Here's the quote from the back of the book.
"We think we can play with love, but we are mistaken. Love plays with us. It is far more powerful than we are, and if at first we seem to be fitting love into our lives, this is only love's way of smiling at us as we are drawn under its thrall. Lightly, ecstatically, we cross the bridge that love lays down for us. And soon enough we are fighting for our lives." -- from Chapter One
The back cover goes on to say:
Philosopher Jacob Needleman begins his exploration of love where others leave off. Our culture abounds with commentary on the blazing course of passion. But what happens after you fall in love?
Needleman suggests that for lovers, real sustenance is to be found in the cool embers of daily life -- and in the mature, sustained love whose deeper purpose is to support the search for personal meaning.
I can't wait to read this. Given that my most ardent romantic fantasy lately has been that I am an unwanted spinster in the Old Country and that my father arranges a marriage for me with a kindly widower in the village who actually appreciates my intellectual curiosity and penchant for books, and that he is gentle with me and that we live together in respectful companionship and eventually grow to love each other truly and deeply, you can imagine how hungry I am for this book.

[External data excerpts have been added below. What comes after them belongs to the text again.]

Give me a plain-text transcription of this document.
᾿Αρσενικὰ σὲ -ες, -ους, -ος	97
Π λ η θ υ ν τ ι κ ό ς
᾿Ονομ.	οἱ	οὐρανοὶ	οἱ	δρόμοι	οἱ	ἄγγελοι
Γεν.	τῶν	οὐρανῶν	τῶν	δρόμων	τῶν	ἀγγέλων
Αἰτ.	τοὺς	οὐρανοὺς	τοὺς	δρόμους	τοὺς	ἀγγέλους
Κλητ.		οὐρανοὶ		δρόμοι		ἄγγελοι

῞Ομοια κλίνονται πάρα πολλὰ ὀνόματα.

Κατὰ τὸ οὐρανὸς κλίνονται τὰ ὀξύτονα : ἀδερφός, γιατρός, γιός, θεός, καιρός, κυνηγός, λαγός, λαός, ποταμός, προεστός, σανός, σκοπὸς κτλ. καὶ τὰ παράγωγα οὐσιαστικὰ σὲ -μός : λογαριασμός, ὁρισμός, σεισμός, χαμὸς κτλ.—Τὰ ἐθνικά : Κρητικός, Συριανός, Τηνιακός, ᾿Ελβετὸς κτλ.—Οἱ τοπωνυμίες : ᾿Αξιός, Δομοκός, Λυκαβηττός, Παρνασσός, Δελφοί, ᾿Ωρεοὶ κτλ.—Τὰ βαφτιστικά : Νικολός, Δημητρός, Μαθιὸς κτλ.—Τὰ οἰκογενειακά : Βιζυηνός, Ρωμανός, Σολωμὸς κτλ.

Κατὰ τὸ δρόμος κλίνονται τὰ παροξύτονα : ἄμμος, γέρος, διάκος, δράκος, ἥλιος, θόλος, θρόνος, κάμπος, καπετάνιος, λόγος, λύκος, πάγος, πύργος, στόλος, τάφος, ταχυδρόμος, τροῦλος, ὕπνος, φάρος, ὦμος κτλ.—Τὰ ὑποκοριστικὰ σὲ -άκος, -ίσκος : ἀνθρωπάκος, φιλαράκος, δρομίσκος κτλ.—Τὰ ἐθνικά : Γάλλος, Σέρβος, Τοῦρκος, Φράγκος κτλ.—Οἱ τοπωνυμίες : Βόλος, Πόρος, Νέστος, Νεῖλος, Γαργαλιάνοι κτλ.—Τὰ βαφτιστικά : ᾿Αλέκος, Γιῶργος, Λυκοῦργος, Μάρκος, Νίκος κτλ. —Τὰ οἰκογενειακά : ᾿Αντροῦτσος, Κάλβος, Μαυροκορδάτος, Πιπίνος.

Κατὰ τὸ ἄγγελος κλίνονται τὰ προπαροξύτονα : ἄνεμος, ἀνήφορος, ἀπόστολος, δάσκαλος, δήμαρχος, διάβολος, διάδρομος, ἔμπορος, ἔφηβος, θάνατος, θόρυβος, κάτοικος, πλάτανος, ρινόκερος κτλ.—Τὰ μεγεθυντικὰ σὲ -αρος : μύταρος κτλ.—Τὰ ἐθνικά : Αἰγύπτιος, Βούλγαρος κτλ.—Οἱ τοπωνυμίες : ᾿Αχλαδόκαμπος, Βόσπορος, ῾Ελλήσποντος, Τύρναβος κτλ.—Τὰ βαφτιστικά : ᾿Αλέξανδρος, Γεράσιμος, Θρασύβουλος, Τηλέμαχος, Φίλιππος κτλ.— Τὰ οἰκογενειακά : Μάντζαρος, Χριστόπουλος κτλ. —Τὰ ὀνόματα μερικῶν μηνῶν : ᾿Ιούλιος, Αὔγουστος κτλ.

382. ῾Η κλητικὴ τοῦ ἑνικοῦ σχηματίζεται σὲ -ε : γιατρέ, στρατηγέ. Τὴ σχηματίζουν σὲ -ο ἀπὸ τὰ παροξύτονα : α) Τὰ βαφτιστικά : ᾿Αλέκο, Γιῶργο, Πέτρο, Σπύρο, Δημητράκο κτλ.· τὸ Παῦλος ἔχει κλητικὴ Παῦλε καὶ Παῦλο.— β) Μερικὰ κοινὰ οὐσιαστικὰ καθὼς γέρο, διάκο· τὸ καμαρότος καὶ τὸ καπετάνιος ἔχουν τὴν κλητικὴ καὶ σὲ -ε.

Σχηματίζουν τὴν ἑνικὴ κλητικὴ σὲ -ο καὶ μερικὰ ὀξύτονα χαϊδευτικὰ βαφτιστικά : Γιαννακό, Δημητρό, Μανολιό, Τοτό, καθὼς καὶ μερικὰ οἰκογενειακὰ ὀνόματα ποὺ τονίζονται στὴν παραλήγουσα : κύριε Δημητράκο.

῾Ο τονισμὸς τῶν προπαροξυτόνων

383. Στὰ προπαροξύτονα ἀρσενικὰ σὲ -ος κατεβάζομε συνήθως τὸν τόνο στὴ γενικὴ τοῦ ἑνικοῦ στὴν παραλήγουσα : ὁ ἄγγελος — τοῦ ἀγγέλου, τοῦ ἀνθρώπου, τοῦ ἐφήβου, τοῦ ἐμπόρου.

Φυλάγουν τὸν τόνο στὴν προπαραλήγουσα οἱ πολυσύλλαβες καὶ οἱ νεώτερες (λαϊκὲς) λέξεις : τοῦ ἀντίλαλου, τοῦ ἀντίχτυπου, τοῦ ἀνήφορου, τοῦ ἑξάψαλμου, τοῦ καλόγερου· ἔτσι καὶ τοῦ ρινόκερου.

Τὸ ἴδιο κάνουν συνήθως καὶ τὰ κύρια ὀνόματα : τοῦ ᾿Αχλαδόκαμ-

This should be required reading for everyone in America. I think we're all poisoned on some level by the consumeristic mentality that tells us that there's always a "product" out there potentially better than the one we've got, including mates and lovers. It takes conscious and sincere effort to fight against this immature, pervasive and ultimate destructive worldview. I think Needleman's book can do a lot of good in turning our hearts and minds in the right direction.

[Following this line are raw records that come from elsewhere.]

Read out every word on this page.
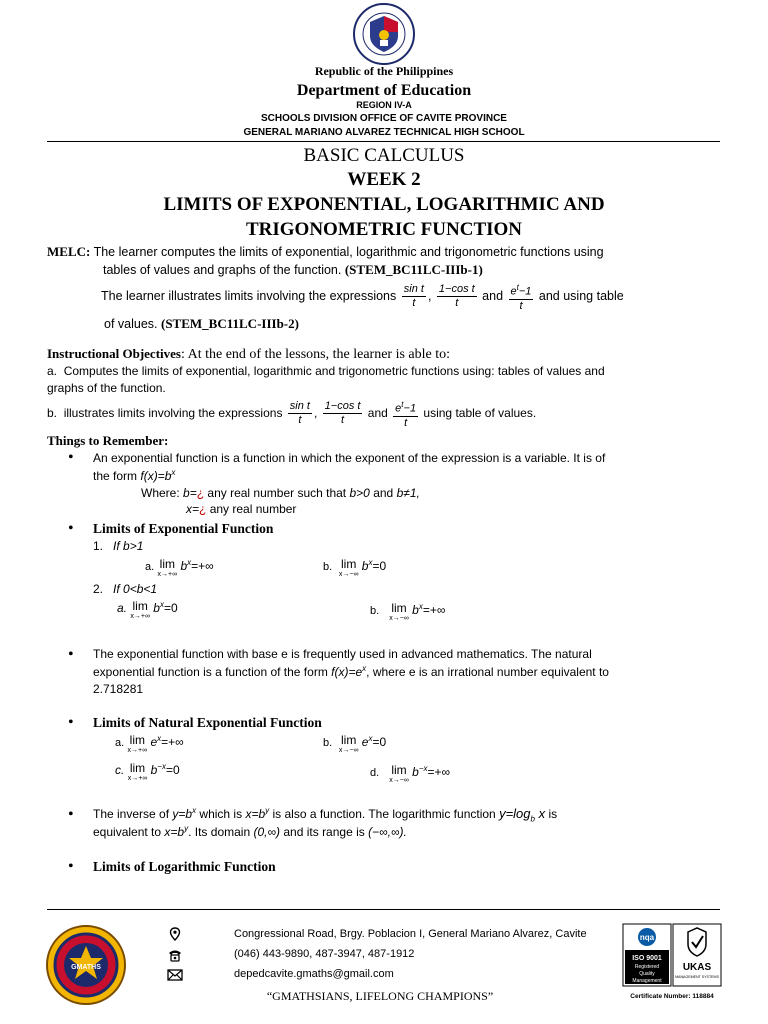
Republic of the Philippines
Department of Education
REGION IV-A
SCHOOLS DIVISION OFFICE OF CAVITE PROVINCE
GENERAL MARIANO ALVAREZ TECHNICAL HIGH SCHOOL
BASIC CALCULUS
WEEK 2
LIMITS OF EXPONENTIAL, LOGARITHMIC AND
TRIGONOMETRIC FUNCTION
MELC: The learner computes the limits of exponential, logarithmic and trigonometric functions using
tables of values and graphs of the function. (STEM_BC11LC-IIIb-1)
The learner illustrates limits involving the expressions $\frac{\text{sin t}}{t}$ , $\frac{\text{1−cos t}}{t}$ and $\frac{e^t-1}{t}$ and using table
of values. (STEM_BC11LC-IIIb-2)
Instructional Objectives: At the end of the lessons, the learner is able to:
a. Computes the limits of exponential, logarithmic and trigonometric functions using: tables of values and
graphs of the function.
b. illustrates limits involving the expressions $\frac{\text{sin t}}{t}$ , $\frac{\text{1−cos t}}{t}$ and $\frac{e^t-1}{t}$ using table of values.
Things to Remember:
• An exponential function is a function in which the exponent of the expression is a variable. It is of
the form $f(x)=b^x$
Where: b=¿ any real number such that b>0 and b≠1,
x=¿ any real number
• Limits of Exponential Function
1. If b>1
a. lim
x→+∞
$b^x=+\infty$	b. lim
x→−∞
$b^x=0$
2. If 0<b<1
a. lim
x→+∞
$b^x=0$	b. lim
x→−∞
$b^x=+\infty$
• The exponential function with base e is frequently used in advanced mathematics. The natural
exponential function is a function of the form $f(x)=e^x$, where e is an irrational number equivalent to
2.718281
• Limits of Natural Exponential Function
a. lim
x→+∞
$e^x=+\infty$	b. lim
x→−∞
$e^x=0$
c. lim
x→+∞
$b^{-x}=0$	d. lim
x→−∞
$b^{-x}=+\infty$
• The inverse of $y=b^x$ which is $x=b^y$ is also a function. The logarithmic function $y=\log_b$ x is
equivalent to $x=b^y$. Its domain (0,∞) and its range is (−∞,∞).
• Limits of Logarithmic Function
GMATHS
Congressional Road, Brgy. Poblacion I, General Mariano Alvarez, Cavite
(046) 443-9890, 487-3947, 487-1912
depedcavite.gmaths@gmail.com
“GMATHSIANS, LIFELONG CHAMPIONS”
nqa
ISO 9001
Registered
Quality
Management
UKAS
MANAGEMENT SYSTEMS
Certificate Number: 118884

As someone who is coming closer to ditching my own rather long checklist of requirements for PeaceBang's Ideal Dude, this book could become my new love charter. Perhaps Needleman will persuade me that the only real dealbreaker in a love relationship is the unwillingness to abide together in a spirit of mutual respect and emotional solidarity. Who knows? Maybe we don't all need spiritual, religious, and political compatability, a laundry list of common interests, sexual fireworks, similar earning power and financial prospects, the same level of energy for life, friends and family who get along, and similar taste in food and home furnishings. Hard to believe it, but still, maybe. Or maybe there's a middle ground in there that I and millions of other single people who would like to have a mate need to find.
Having only skimmed it, I can say that this should be in every pastor's library, and in every partnered person's personal collection. Read it with your honey for Valentine's Day with my blessing and appreciation for what you are daring to do in attempting sustained love* in this throwaway culture.

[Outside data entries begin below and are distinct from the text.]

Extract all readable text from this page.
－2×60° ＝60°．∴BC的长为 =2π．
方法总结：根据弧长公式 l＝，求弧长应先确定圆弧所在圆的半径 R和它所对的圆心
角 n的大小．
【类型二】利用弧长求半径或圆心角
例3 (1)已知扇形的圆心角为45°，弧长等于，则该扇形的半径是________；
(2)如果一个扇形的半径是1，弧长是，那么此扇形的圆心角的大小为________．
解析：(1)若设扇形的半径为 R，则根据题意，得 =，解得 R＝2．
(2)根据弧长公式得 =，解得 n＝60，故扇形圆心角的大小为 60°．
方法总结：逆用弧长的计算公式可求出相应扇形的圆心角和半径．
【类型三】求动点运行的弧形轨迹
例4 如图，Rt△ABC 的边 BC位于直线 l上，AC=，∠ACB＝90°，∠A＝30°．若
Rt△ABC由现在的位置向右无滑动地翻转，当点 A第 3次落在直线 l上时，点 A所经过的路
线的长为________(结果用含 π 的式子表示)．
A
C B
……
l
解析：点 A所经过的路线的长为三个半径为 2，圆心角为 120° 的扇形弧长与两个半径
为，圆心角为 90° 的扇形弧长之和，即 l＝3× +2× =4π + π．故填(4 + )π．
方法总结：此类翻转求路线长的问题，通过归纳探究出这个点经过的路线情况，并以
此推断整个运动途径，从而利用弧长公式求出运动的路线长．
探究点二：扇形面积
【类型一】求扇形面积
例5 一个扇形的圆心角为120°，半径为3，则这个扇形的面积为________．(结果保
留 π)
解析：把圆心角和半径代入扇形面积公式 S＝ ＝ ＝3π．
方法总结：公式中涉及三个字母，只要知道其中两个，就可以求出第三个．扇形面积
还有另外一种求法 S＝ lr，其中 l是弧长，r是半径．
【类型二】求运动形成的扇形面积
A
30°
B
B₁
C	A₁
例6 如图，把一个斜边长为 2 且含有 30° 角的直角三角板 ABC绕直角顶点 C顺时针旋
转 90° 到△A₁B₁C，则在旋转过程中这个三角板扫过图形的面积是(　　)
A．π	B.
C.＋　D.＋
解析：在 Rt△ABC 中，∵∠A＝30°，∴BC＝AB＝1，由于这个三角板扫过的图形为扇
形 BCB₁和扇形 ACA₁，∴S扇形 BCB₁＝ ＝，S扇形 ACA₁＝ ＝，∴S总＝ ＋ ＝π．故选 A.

* Needleman's term, intended as a counterpoint to "romantic love."
4 Comments:
I got the same book in the mail, and after struggling to find resources for an adult RE course for couples, I think I've found the very thing! I'm always skeptical about free books that come in the mail, since so many are schlocky spearitchul bs, but this seems like the real deal. Hurray for freebies!
I am reading it and I like it. Which is too bad in a way as I entertained the Church Admin. with an extended monologue mocking it and all its ilk. Ah well, sometimes we are the fool...
I don't understand what the paragraphs on the back cover mean, but the rest makes sense. I like bell hooks book "All About Love," even though by the last chapters it starts to become redundant. Love is an act, she says!
That commodification-of-humans thing is one of my pet themes. I will certainly get the Needleman-- thank you.